The government aims to cover more than 90 percent of the entire population by 2011 through healthcare reform. Currently, China's annual medicine costs come in at 500 billion yuan ($73.21 billion), which comprises more than 45 percent of the country's total healthcare expenditures, official statistics show.
"It's much higher than the international average of 20 to 30 percent," said Li Ling, a professor with the China Center for Economic Research at Peking University.
Use of the more common, essential medicines only makes up 25 percent of all medicine being used currently at health facilities, she said.
"The situation must be changed and in this sense, the initiation of the essential medicine list paves the way for further reform of the healthcare system," Zheng said.
He said the essential medicine system will prohibit doctors from using more expensive unlisted drugs. Those on the list will be sold at local urban and rural health facilities with no cost added, which is expected to slash expenses for patients and, at the same time, stop over-medication and overuse of antibiotics.
"Such measures will also ensure that rural citizens with comparatively low incomes use cheap and safe medicines," he said.
In accordance with healthcare reform plans, all essential medicines will be included in the reimbursement system and their rates will be significantly higher than those for other drugs, he said.
Needing more guarantees
With the initiation of the reforms, the use of essential medicines is expected to increase sharply. Authorities should take measures to guarantee quality and prior use of the essential medicines, said Xu Jiaqi, Vice Director of the Department of Policy and Regulations at the State Food and Drug Administration.

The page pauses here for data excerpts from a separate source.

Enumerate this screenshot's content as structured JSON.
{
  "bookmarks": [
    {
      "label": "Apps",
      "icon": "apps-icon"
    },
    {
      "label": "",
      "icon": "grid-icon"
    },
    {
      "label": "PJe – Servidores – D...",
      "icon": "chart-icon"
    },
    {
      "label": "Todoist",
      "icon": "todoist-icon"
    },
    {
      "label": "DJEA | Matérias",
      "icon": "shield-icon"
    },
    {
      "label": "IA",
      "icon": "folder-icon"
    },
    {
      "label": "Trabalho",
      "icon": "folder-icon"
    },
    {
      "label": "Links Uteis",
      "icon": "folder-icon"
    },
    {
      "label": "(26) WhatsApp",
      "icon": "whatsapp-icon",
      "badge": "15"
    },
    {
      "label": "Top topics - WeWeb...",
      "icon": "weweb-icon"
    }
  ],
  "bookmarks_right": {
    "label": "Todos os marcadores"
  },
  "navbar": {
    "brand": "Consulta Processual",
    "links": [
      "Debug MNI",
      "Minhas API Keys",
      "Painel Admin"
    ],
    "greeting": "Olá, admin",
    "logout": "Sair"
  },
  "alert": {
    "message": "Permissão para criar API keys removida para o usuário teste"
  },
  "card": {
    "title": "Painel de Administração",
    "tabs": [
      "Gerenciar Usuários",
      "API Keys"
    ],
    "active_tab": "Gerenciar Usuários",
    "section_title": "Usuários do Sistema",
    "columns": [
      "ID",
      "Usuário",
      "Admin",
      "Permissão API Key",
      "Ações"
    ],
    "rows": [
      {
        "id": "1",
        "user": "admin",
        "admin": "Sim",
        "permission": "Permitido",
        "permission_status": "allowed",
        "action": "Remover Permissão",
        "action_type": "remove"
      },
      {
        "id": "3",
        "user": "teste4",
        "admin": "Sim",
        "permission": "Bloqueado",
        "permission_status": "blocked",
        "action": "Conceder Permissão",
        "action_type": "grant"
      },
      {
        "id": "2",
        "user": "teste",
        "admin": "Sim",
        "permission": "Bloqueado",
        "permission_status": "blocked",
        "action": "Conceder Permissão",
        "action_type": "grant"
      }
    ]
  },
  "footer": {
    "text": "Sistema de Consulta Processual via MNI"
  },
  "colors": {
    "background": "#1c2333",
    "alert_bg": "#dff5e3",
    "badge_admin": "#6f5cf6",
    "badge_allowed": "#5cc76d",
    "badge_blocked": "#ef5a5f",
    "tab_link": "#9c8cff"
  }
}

In order to choose the most appropriate essential medicines, authorities organized professional institutions and experts to complete multidisciplinary research into 16,000 kinds of medicines on the market. From that group they formed the essential medicine list, he said.
"The essential medicine list will be adjusted every three years with respect to changes in health demands," he said.
Drugs that are shown to cause serious adverse reactions would be removed from the list.
To ensure that the policy is implemented properly, the authorities should see to it that the list is comprehensive and that doctors prescribe basic drugs from it, he said.
"Patients have the right to know whether doctors are prescribing medicines from the list, and it is obligatory for physicians to explain the prescriptions," said Li.
Zhao Mingwu, who heads the Internal Medicine Department at Peking University's Third Hospital in Beijing, said the institutional guarantee is an efficient way to ensure the priority of using the essential medicines.
Liu Wenwu, an official with the State Administration of Traditional Chinese Medicine, said the Ministry of Health and the administration are working on formulating a clinical guide for using the medicines.
"After the guide is complete, it will be able to regulate doctors' medical practices and prevent the unreasonable use of the approved medicines," he said.